As used herein, “perfectly complementary” or “fully complementary” means that in a hybridized pair of nucleobase or nucleotide sequence molecules, all (100%) of the bases in a contiguous sequence of a first oligonucleotide will hybridize with the same number of bases in a contiguous sequence of a second oligonucleotide. The contiguous sequence may comprise all or a part of a first or second nucleotide sequence.

As used herein, “partially complementary” means that in a hybridized pair of nucleobase or nucleotide sequence molecules, at least 70%, but not all, of the bases in a contiguous sequence of a first oligonucleotide will hybridize with the same number of bases in a contiguous sequence of a second oligonucleotide. The contiguous sequence may comprise all or a part of a first or second nucleotide sequence.

As used herein, “substantially complementary” means that in a hybridized pair of nucleobase or nucleotide sequence molecules, at least 85%, but not all, of the bases in a contiguous sequence of a first oligonucleotide will hybridize with the same number of bases in a contiguous sequence of a second oligonucleotide. The contiguous sequence may comprise all or a part of a first or second nucleotide sequence.

As used herein, the terms “complementary,” “fully complementary,” “partially complementary,” and “substantially complementary” are used with respect to the nucleobase or nucleotide matching between the sense strand and the antisense strand of an RNAi agent, or between the antisense strand of an RNAi agent and a sequence of a PCSK9 mRNA.

As used herein, the term “substantially identical” or “substantial identity,” as applied to a nucleic acid sequence means the nucleotide sequence (or a portion of a nucleotide sequence) has at least about 85% sequence identity or more, e.g., at least 90%, at least 95%, or at least 99% identity, compared to a reference sequence. Percentage of sequence identity is determined by comparing two optimally aligned sequences over a comparison window. The percentage is calculated by determining the number of positions at which the same type of nucleic acid base occurs in both sequences to yield the number of matched positions, dividing the number of matched positions by the total number of positions in the window of comparison and multiplying the result by 100 to yield the percentage of sequence identity. The inventions disclosed herein encompass nucleotide sequences substantially identical to those disclosed herein.

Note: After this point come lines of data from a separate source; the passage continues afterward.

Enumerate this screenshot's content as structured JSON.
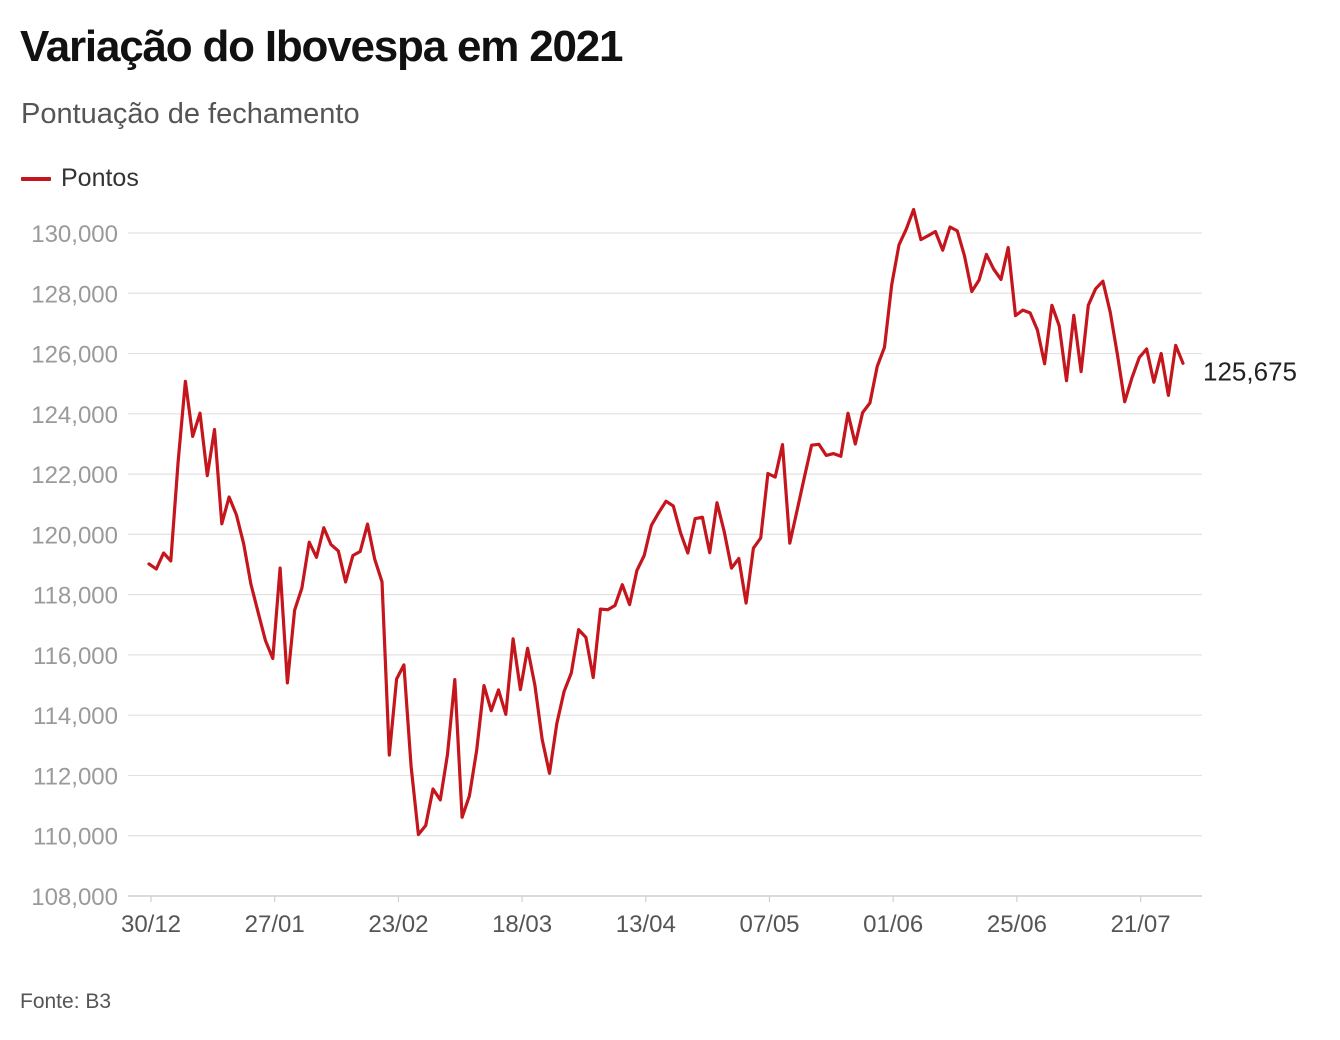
{
  "title": "Variação do Ibovespa em 2021",
  "subtitle": "Pontuação de fechamento",
  "source": "Fonte: B3",
  "colors": {
    "series": "#c4161c",
    "grid": "#e2e2e2",
    "tick_text": "#9a9a9a"
  },
  "chart_data": {
    "type": "line",
    "title": "Variação do Ibovespa em 2021",
    "subtitle": "Pontuação de fechamento",
    "ylim": [
      108000,
      130000
    ],
    "yticks": [
      108000,
      110000,
      112000,
      114000,
      116000,
      118000,
      120000,
      122000,
      124000,
      126000,
      128000,
      130000
    ],
    "ytick_labels": [
      "108,000",
      "110,000",
      "112,000",
      "114,000",
      "116,000",
      "118,000",
      "120,000",
      "122,000",
      "124,000",
      "126,000",
      "128,000",
      "130,000"
    ],
    "xtick_labels": [
      "30/12",
      "27/01",
      "23/02",
      "18/03",
      "13/04",
      "07/05",
      "01/06",
      "25/06",
      "21/07"
    ],
    "grid": true,
    "legend": "top-left",
    "end_label": "125,675",
    "series": [
      {
        "name": "Pontos",
        "values": [
          119020,
          118850,
          119380,
          119120,
          122400,
          125080,
          123250,
          124020,
          121950,
          123480,
          120350,
          121240,
          120650,
          119680,
          118350,
          117400,
          116470,
          115880,
          118880,
          115070,
          117480,
          118220,
          119740,
          119240,
          120220,
          119660,
          119450,
          118420,
          119300,
          119430,
          120340,
          119180,
          118430,
          112680,
          115200,
          115670,
          112300,
          110040,
          110340,
          111550,
          111190,
          112700,
          115180,
          110610,
          111320,
          112840,
          114980,
          114150,
          114840,
          114030,
          116530,
          114850,
          116220,
          114990,
          113190,
          112070,
          113720,
          114790,
          115400,
          116840,
          116580,
          115250,
          117520,
          117500,
          117640,
          118330,
          117670,
          118800,
          119300,
          120300,
          120720,
          121100,
          120940,
          120050,
          119380,
          120520,
          120570,
          119390,
          121050,
          120080,
          118880,
          119200,
          117720,
          119540,
          119880,
          122020,
          121900,
          122980,
          119710,
          120800,
          121900,
          122960,
          122990,
          122620,
          122680,
          122590,
          124020,
          123000,
          124040,
          124360,
          125570,
          126210,
          128280,
          129610,
          130130,
          130780,
          129780,
          129910,
          130050,
          129430,
          130200,
          130070,
          129240,
          128060,
          128440,
          129290,
          128800,
          128460,
          129520,
          127260,
          127440,
          127350,
          126780,
          125660,
          127600,
          126920,
          125100,
          127270,
          125400,
          127600,
          128150,
          128400,
          127380,
          125950,
          124400,
          125200,
          125870,
          126150,
          125050,
          126000,
          124610,
          126270,
          125675
        ]
      }
    ]
  }
}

As used herein, the terms “individual”, “patient” and “subject”, are used interchangeably to refer to a member of any animal species including, but not limited to, birds, humans and other primates, and other mammals including commercially relevant mammals or animal models such as mice, rats, monkeys, cattle, pigs, horses, sheep, cats, and dogs. Preferably, the subject is a human.

As used herein, the terms “treat,” “treatment,” and the like, mean the methods or steps taken to provide relief from or alleviation of the number, severity, and/or frequency of one or more symptoms of a disease in a subject. As used herein, “treat” and “treatment” may include the prevention, management, prophylactic treatment, and/or inhibition or reduction of the number, severity, and/or frequency of one or more symptoms of a disease in a subject.

As used herein, a “PCSK9-related diseases or disorder” includes any disease or disorder that can be treated by a PCSK9 RNAi agent (i.e., that a reduction in expression of the PCSK9 gene and thereby a reduction in the amount of PCSK9 protein found in the cell or tissue can provide a therapeutic benefit to the subject), including but not limited hypercholesterolemia, familial hypercholesterolemia including heterozygous familial hypercholesterolemia (HeFH) and homozygous familial hypercholesterolemia (HoFH), familial hypobetalipoproteinemia, hyperlipidemia, coronary artery disease, polygenic dyslipidemia, heart disease, cardiovascular disease (CVD) including clinical atherosclerotic cardiovascular disease (ASCVD), or any other disease or disorder in which a reduction in low-density lipoprotein cholesterol (LDL-C) is desired or would benefit the subject or patient.